Dans cet état, Wetterhexe allait et venait sur la côte, toujours plus inquiète et plus irritée. Durant cette journée du vendredi, ce fut bien autre chose encore. Dès neuf heures du matin, de sourdes et profondes détonations roulèrent comme un bruit d’orage dans les mille échos de la montagne, et tout au loin, vers le Donon, des éclairs rapides sillonnèrent le ciel entre les pics ; puis, vers la nuit, des coups plus graves, plus formidables encore, retentirent au fond des gorges silencieuses. À chaque détonation, on entendait les cimes du Hengst, de la Gantzlée, du Giromani, du Grosmann, répondre jusque dans les profondeurs de l’abîme.
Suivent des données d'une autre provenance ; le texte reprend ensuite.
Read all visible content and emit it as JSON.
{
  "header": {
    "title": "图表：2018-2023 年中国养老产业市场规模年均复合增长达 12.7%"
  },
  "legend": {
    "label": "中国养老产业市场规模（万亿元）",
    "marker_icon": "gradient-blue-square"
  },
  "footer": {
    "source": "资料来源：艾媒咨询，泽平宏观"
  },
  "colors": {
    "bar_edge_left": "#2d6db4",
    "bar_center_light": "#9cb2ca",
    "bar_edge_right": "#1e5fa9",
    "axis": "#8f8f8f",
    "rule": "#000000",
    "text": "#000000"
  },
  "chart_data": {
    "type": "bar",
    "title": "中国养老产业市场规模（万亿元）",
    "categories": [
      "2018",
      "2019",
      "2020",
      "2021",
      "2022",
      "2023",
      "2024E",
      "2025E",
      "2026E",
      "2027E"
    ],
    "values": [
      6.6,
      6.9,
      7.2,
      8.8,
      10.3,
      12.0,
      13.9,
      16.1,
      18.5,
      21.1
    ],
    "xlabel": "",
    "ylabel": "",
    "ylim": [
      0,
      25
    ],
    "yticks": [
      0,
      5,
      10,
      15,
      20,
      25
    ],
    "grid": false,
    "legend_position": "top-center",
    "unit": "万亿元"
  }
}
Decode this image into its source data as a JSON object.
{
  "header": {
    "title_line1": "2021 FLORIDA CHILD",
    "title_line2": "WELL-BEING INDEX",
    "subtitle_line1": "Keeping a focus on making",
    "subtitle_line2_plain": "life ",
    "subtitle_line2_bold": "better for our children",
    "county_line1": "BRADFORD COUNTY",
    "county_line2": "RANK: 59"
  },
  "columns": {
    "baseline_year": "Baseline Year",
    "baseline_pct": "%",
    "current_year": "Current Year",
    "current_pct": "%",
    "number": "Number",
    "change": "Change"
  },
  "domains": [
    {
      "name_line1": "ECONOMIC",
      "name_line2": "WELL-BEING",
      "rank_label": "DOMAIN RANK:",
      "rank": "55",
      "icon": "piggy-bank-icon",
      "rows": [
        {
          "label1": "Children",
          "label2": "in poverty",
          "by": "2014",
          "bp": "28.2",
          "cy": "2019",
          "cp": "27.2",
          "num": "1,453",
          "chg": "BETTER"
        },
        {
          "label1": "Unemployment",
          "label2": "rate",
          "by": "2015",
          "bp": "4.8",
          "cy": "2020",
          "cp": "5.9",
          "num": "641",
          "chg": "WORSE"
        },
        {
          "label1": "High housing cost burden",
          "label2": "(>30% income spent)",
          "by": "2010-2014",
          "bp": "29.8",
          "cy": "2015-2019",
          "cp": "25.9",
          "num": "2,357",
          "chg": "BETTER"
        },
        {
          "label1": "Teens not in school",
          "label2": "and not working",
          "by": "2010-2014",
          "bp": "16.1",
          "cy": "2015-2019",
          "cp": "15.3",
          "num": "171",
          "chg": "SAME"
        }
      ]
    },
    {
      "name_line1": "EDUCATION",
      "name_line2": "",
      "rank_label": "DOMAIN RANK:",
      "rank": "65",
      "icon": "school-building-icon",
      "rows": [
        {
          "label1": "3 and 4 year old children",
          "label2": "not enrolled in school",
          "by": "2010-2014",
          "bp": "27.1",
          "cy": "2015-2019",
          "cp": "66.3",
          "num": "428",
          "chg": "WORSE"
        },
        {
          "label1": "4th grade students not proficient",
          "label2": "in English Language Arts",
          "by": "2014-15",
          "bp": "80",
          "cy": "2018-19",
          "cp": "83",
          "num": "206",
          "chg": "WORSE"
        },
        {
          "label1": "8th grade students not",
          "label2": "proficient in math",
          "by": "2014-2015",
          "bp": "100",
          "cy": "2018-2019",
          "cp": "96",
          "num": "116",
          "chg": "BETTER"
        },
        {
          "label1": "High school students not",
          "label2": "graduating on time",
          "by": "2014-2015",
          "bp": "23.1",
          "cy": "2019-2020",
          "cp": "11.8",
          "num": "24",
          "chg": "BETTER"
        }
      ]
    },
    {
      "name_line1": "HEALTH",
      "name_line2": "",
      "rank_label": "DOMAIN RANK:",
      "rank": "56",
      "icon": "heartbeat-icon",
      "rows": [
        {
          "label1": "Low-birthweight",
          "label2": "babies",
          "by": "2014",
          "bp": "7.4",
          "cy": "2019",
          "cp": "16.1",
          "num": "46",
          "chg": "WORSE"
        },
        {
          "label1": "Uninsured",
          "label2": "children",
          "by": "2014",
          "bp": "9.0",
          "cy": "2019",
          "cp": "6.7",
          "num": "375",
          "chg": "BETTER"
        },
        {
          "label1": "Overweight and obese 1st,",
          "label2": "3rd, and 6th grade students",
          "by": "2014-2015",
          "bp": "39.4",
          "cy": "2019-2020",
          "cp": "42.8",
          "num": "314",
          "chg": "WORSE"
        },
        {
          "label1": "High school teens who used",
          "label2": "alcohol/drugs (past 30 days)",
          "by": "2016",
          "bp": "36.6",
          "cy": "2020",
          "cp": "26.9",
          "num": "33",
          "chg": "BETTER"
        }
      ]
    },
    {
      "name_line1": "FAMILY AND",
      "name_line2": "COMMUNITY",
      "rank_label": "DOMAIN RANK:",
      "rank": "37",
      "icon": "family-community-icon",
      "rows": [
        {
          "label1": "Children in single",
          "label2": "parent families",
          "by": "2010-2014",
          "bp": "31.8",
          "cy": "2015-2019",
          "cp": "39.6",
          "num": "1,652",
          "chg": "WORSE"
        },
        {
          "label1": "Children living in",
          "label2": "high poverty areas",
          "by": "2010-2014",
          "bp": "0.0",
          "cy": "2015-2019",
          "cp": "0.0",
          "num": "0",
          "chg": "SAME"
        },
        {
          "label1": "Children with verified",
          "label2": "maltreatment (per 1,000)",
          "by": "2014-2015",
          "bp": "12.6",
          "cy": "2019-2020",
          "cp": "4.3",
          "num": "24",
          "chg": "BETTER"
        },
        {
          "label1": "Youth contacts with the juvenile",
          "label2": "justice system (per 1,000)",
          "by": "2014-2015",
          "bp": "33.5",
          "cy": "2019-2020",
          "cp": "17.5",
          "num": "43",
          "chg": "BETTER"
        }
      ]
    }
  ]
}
— Qu’est-ce que cela ? se demandait Berbel. Est-ce la fin du monde ? Alors, rentrant sous la roche et voyant Kateline accroupie dans son coin, qui grignotait une pomme de terre, elle la secoua rudement en criant d’une voix sifflante : — Idiote, tu n’entends donc rien ? Tu n’as peur de rien, toi ! Tu manges, tu bois, tu glousses. Oh ! le monstre ! — Elle lui retira sa pomme de terre avec fureur, et s’assit toute frémissante près de la source chaude, qui envoyait ses nuages gris à la voûte. Une demi-heure après, les ténèbres étaient devenues profondes et le froid excessif ; elle alluma un feu de bruyères qui promena ses pâles lueurs sur les blocs de grès rouge jusqu’au fond de l’antre où dormait Kateline, les pieds dans la paille et les genoux au menton. Au dehors, tout bruit avait cessé. Wetterhexe écarta les broussailles pour jeter un coup d’œil sur la côte, puis elle revint s’accroupir auprès du feu, sa large bouche serrée, ses flasques paupières closes traçant de grandes rides circulaires autour de ses joues ; elle attira sur ses genoux une vieille couverture de laine et parut s’assoupir. On n’entendit plus qu’à de longs intervalles le bruit de la vapeur condensée qui retombait de la voûte dans la source avec un clapotement bizarre.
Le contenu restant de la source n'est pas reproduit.